While today's economic calendar was not necessarily "empty," it may as well have been in terms of market movement potential. Home prices came in hotter according to FHFA, but bonds never care about home price indices (apart from the housing meltdown, perhaps). Same story for new home sales which tanked due to Hurricane Milton. Consumer confidence and the 5yr auction were right in line with expectations, thus leaving only the Fed Minutes at 2pm. The Fed couldn't possibly have said anything interesting 3 weeks ago that we haven't already heard several of them say in the past 3 weeks. Therefore, it was never likely to inspire bond market movement. We're left with a modest correction to yesterday's rally and a day of mostly flat trading into the 3pm CME close. Wednesday could be a bit jumpier depending on the data and month-end trading uncertainty.

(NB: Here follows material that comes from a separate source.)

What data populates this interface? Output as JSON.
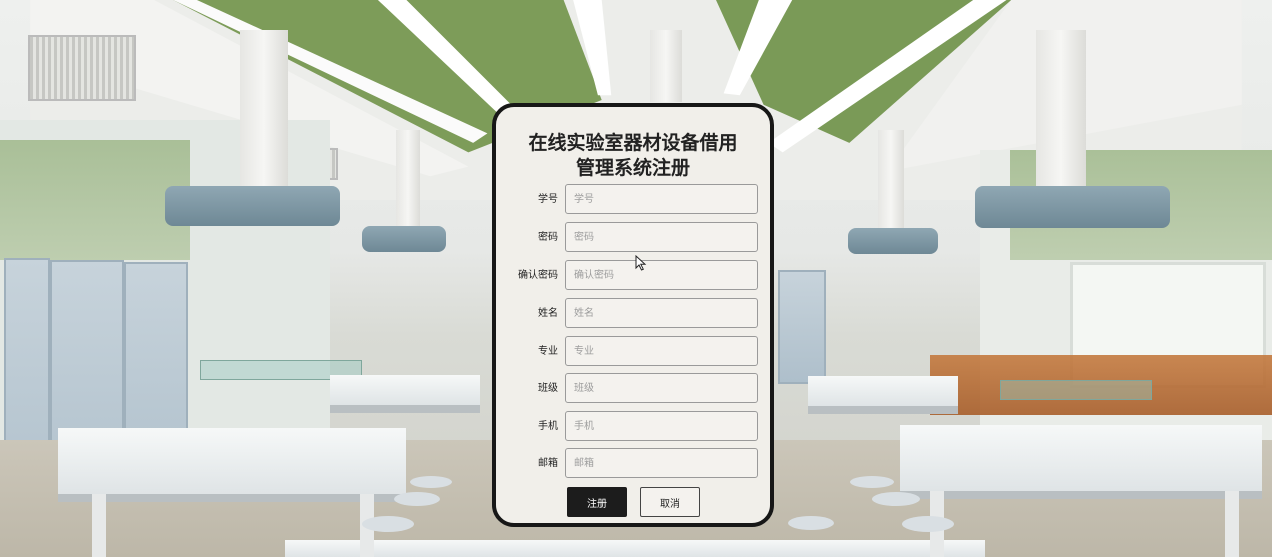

Bonds drift sideways to slightly weaker overnight. MBS down only 2 ticks (.06) and 10yr up 2.2 bps at 4.296
10:25 AM
Off the AM highs with MBS now down 6 ticks (.19) and 10yr yields up 4.4bps at 4.319
01:03 PM
Ho hum 5yr auction. Bonds little changed ad modestly weaker levels. MBS down 5 ticks (.16) and 10yr up 3.1bps at 4.307
02:05 PM
No response to Fed minutes and no change to levels from the last update
Lock / Float Considerations
The rising rate trend that began in October finally ended last week. Bond's victory had been to merely move sideways instead of higher in yield. Bessent's Treasury appointment added emphasis to the reversal, giving the appearance that rates are headed back in the other direction. While such a move is possible, it is most likely to be seen in response to sufficiently weak economic data. In other words, the early rally this week is "nice," but it's only an indication of ongoing improvement if the data says so.